Email Deliverability Explained in Under 4 Minutes


Listen as Skip Fidura, Digital Director at dotmailer, defines key concepts of email deliverability and explains hard bounces, inbox placement, quarantines and more.

This clip is from our webinar, "2017 Email Tune-Up," in association with dotmailer. To watch the full on-demand recording, click here.

Deliverability. I'm going to try and make this as untechnical as possible, and I can't stress how important this is. It doesn't do you any good to write good copy, it doesn't do you any good to have great pictures, it doesn't do you any good to have a brilliant strategy, if your email is not getting to the inbox. At the end of the day, you are the biggest determiner as to whether that is going to happen or not. To put this into context, I'm going to tell you a story.

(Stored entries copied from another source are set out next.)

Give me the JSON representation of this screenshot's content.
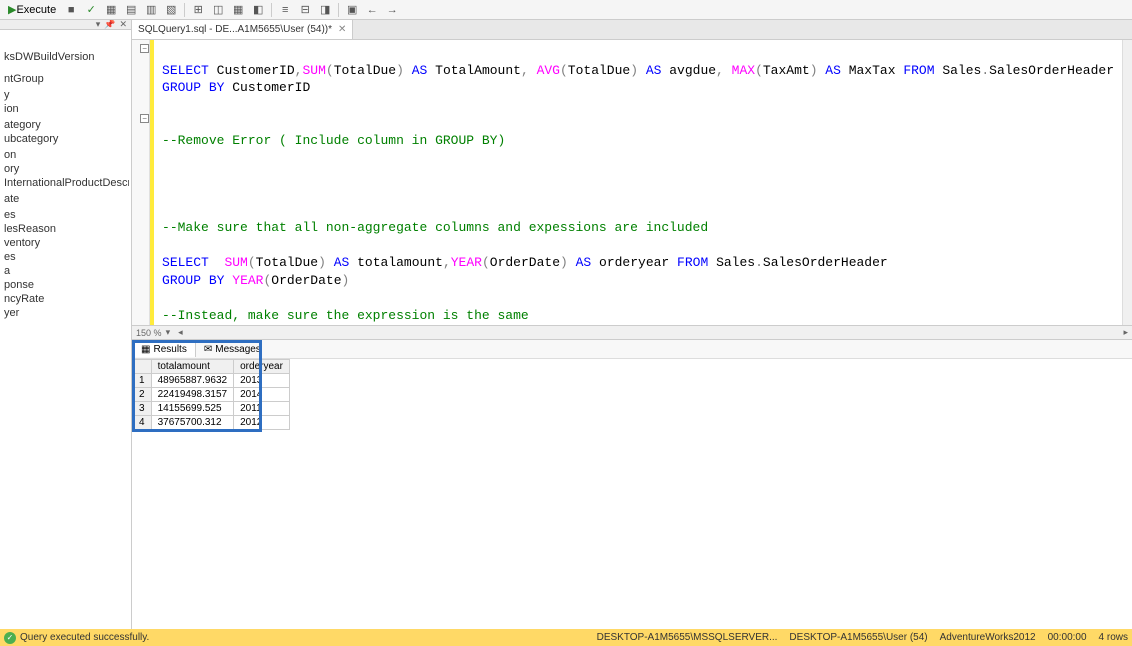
{
  "toolbar": {
    "execute": "Execute"
  },
  "tab": {
    "title": "SQLQuery1.sql - DE...A1M5655\\User (54))*"
  },
  "tree": {
    "items": [
      "",
      "",
      "",
      "",
      "",
      "",
      "",
      "",
      "",
      "ksDWBuildVersion",
      "",
      "",
      "",
      "",
      "ntGroup",
      "",
      "y",
      "ion",
      "",
      "ategory",
      "ubcategory",
      "",
      "on",
      "ory",
      "InternationalProductDescription",
      "",
      "ate",
      "",
      "es",
      "lesReason",
      "ventory",
      "es",
      "a",
      "ponse",
      "ncyRate",
      "yer"
    ]
  },
  "code": {
    "line1a": "SELECT",
    "line1b": " CustomerID",
    "line1c": ",",
    "line1d": "SUM",
    "line1e": "(",
    "line1f": "TotalDue",
    "line1g": ")",
    "line1h": " AS",
    "line1i": " TotalAmount",
    "line1j": ", ",
    "line1k": "AVG",
    "line1l": "(",
    "line1m": "TotalDue",
    "line1n": ")",
    "line1o": " AS",
    "line1p": " avgdue",
    "line1q": ", ",
    "line1r": "MAX",
    "line1s": "(",
    "line1t": "TaxAmt",
    "line1u": ")",
    "line1v": " AS",
    "line1w": " MaxTax ",
    "line1x": "FROM",
    "line1y": " Sales",
    "line1z": ".",
    "line1aa": "SalesOrderHeader",
    "line2a": "GROUP BY",
    "line2b": " CustomerID",
    "line5": "--Remove Error ( Include column in GROUP BY)",
    "line10": "--Make sure that all non-aggregate columns and expessions are included",
    "line12a": "SELECT",
    "line12b": "  ",
    "line12c": "SUM",
    "line12d": "(",
    "line12e": "TotalDue",
    "line12f": ")",
    "line12g": " AS",
    "line12h": " totalamount",
    "line12i": ",",
    "line12j": "YEAR",
    "line12k": "(",
    "line12l": "OrderDate",
    "line12m": ")",
    "line12n": " AS",
    "line12o": " orderyear ",
    "line12p": "FROM",
    "line12q": " Sales",
    "line12r": ".",
    "line12s": "SalesOrderHeader",
    "line13a": "GROUP BY",
    "line13b": " ",
    "line13c": "YEAR",
    "line13d": "(",
    "line13e": "OrderDate",
    "line13f": ")",
    "line15": "--Instead, make sure the expression is the same"
  },
  "zoom": "150 %",
  "results": {
    "tab_results": "Results",
    "tab_messages": "Messages",
    "headers": [
      "",
      "totalamount",
      "orderyear"
    ],
    "rows": [
      [
        "1",
        "48965887.9632",
        "2013"
      ],
      [
        "2",
        "22419498.3157",
        "2014"
      ],
      [
        "3",
        "14155699.525",
        "2011"
      ],
      [
        "4",
        "37675700.312",
        "2012"
      ]
    ]
  },
  "status": {
    "message": "Query executed successfully.",
    "server": "DESKTOP-A1M5655\\MSSQLSERVER...",
    "user": "DESKTOP-A1M5655\\User (54)",
    "db": "AdventureWorks2012",
    "time": "00:00:00",
    "rows": "4 rows"
  }
}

Annika is our front of house manger here at dotmailer, she is a lovely Swedish woman, and she takes care of us. I always think about Annika when I talk about deliverability because she is very much like an ISP. When one of us orders a package, it comes to Annika's desk and they say "Hi, I've got a package for Skip Fidura." Annika says "yes, he's here," and she takes the package. Now, if somebody comes and says "I've got a package for Bob Jones" - we don't have a Bob Jones - so she would reject that package. That would be a hard bounce - that is not a valid email address.

But when the mailman drops off the package for Skip Fidura and it is signed for, at that point the delivery person is done. At the end of the day, they've got the signature, and their job is over, and we're like the delivery person in this scenario. Once we've handed your email off to the receiving server, we've got no control over what happens to it then. Now, going back to my package from Amazon, if Annika isn't too busy, she might bring the package to my desk and say "hey, here's your package." She might be busy, so the package sits on her desk, and if I walk by she's like "hey Skip, I've got a package for you," or she might be really busy, and I might have to go to her desk and say "hey, did I receive a package?" and she'll be like "yep, here it is."

Now, it's also possible, that for whatever reason, Annika doesn't like the company that the package came from. So she'll be like "I don't think Skip ordered this" and she throws it away. Annika's far too lovely for this, but this happens with ISPs - for whatever reason, they decide to throw away the email and they don't tell the sender or the intended recipient - that's called a silent delete.

So, if Annika turns the parcel away, that's a hard bounce, if she accepts the package, that's going down in your delivery report as delivered. What she does with it next is - hopefully she gets it to me directly, that's called inbox placement. If she waits til I walk by, that's some sort of quarantine, and if I have to ask for it, that's like it going into the junk folder.